Wellsburg continues plan work
WELLSBURG – Reducing flood insurance costs, improving transportation to the city and drawing new businesses, residents and visitors are all goals set for Wellsburg officials in the comprehensive plan under development.
The city’s planning commission met Monday to review a portion of the plan developed by Jared Anderson, a professor with West Virginia University’s Land Use and Sustainable Land Development Clinic, and his students with input from city officials and residents.
The group hopes to review the remainder of the plan at its Aug. 11 meeting at 6 p.m. at Wellsburg City Hall, then set a date for a public hearing. After it’s been approved by the planning commission, the plan will undergo another public hearing before being considered by Wellsburg Council.
Anderson noted the plan is seen as a guide for the city’s development and may be amended over time. It must be updated every 10 years, he said.
In recent months residents and business owners have expressed concern about hikes in premiums for the federal flood insurance program. The increases were spurred by millions of dollars in claims filed following Hurricane Katrina, Superstorm Sandy and other recent disasters.
Anderson said the city can help to reduce those costs by participating in the Federal Emergency Management Agency’s Community Rating System.
Through the program, the city can help to reduce flood insurance costs citywide by thousands of dollars through such simple measures as maintaining flood insurance maps at the local library and keeping copies of all base flood elevation certificates at City Hall.
Anderson said cities also can cut flood insurance rates by monitoring applications for any building construction in flood zones to ensure they comply with established restrictions.
City Manager Mark Henne said he and other city officials have attempted to do that.
The proposed comprehensive plan also notes that 10 homes and businesses are set to be demolished through the FEMA Buyout program, which provides funds for eligible property owners to relocate from flood-prone areas. The program’s goal is to eliminate repeat claims for flood damages to the same properties.
The plan also noted efforts by the city to redevelop the former Brooke Glass factory site using federal funds secured to determine environmental cleanup required there.

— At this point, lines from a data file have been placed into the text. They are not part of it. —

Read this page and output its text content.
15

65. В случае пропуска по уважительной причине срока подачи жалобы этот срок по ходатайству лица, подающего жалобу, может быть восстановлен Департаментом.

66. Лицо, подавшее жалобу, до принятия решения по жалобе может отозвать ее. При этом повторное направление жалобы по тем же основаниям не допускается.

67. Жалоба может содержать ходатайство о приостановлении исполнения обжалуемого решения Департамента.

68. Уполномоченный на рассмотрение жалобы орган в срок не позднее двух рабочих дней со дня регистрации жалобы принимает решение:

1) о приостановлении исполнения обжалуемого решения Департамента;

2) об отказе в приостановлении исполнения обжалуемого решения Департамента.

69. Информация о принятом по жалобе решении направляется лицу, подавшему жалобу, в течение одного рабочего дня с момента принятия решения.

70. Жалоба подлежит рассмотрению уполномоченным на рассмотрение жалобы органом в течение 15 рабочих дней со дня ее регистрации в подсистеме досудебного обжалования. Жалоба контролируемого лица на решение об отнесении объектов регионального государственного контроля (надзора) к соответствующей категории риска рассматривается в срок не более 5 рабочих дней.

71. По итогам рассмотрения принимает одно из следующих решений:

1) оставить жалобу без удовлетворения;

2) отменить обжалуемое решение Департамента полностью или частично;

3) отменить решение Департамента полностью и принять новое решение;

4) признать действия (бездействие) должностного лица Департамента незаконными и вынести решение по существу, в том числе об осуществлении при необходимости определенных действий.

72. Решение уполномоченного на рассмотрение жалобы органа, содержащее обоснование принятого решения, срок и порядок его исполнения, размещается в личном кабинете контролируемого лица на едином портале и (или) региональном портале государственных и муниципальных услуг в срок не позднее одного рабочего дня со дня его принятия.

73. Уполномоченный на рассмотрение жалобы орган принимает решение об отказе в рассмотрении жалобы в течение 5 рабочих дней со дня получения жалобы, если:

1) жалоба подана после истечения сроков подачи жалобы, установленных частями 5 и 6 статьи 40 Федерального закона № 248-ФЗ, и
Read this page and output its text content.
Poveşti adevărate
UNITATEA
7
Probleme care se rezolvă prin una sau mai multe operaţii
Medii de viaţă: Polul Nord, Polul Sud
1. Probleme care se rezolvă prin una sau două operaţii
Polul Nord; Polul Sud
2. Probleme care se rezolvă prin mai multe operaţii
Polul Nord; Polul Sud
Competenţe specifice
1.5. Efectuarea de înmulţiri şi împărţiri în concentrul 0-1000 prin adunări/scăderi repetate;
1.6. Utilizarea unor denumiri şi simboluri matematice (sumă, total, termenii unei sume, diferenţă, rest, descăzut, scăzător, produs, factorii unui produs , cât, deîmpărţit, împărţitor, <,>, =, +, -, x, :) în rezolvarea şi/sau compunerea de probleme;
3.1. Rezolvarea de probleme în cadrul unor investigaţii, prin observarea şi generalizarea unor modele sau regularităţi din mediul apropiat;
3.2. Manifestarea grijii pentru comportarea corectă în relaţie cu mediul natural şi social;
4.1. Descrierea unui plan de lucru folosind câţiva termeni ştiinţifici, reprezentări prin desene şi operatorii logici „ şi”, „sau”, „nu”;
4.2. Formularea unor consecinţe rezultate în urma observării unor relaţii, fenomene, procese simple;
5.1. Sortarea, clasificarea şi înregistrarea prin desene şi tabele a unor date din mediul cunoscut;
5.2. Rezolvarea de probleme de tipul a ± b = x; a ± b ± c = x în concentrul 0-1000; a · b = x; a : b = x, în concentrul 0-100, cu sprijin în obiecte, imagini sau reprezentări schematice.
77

Henne noted with the help of the Brooke-Hancock Regional Economic Development Council, the city secured a $400,000 grant for a Phase 1 environmental assessment also of the former Genpak Plastic site and is seeking additional funds for further investigation there.
Anderson said in developing the plan, he and city officials will determine if existing zoning ordinances are consistent with each other and comply with state codes.
Henne said some changes in zoning may be needed to ensure development of brownfields such as the Brooke Glass and Genpak sites is compatible with the property that surrounds them.
The proposed comprehensive plan suggests city leaders promote the benefits of living and working in Wellsburg.
“Let people know about Wellsburg and why it’s a great place to live,” Anderson said.
The plan cites low cost of living as one benefit, comparing the median property tax for West Virginia of $464 to Ohio’s ($1,836) and Pennsylvania’s ($2,223).
It also notes the city is less than 35 miles from Pittsburgh International Airport and within an hour from downtown Pittsburgh.
Anderson said one way the city can promote itself to outsiders is a website, which can be used to inform current and potential residents and visitors of city meetings, special events and general information about Wellsburg.
Brian Tennant, the planning commission’s chairman, said Henne and Dena Verner, a clerk with the city; have set up a template for a website and he plans to work with them to fill it with information.
Anderson said since promoting tourism, including recreational opportunities on the Ohio River, was a goal, efforts should be made to attract more city-based lodging, including bed and breakfasts.
Anderson suggested city officials or groups might capitalize on the Wellsburg Applefest and the city’s ties to the Grimes Golden variety of apple by displaying ceramic apples painted by local artists outside various businesses.
Taking a cue from Baltimore and its own ceramic crabs, the apples could be auctioned off to raise money for a particular cause, he said.
Other goals noted in the plan included pushing for the development of a new Ohio River bridge south of Wellsburg and improvements to the turning radius at the intersection of state Routes 2 and 27, renovations to City Hall to address leaks and make it handicap-accessible and the separation of combined sanitary and stormwater sewer lines, as ordered by the federal Environmental Protection Agency.
Anderson said he and the planning commission will set priorities and identify potential funding sources at its next meeting.
“A lot of this costs money, but there’s money out there. It’s just a matter of finding it and tapping into it,” he said.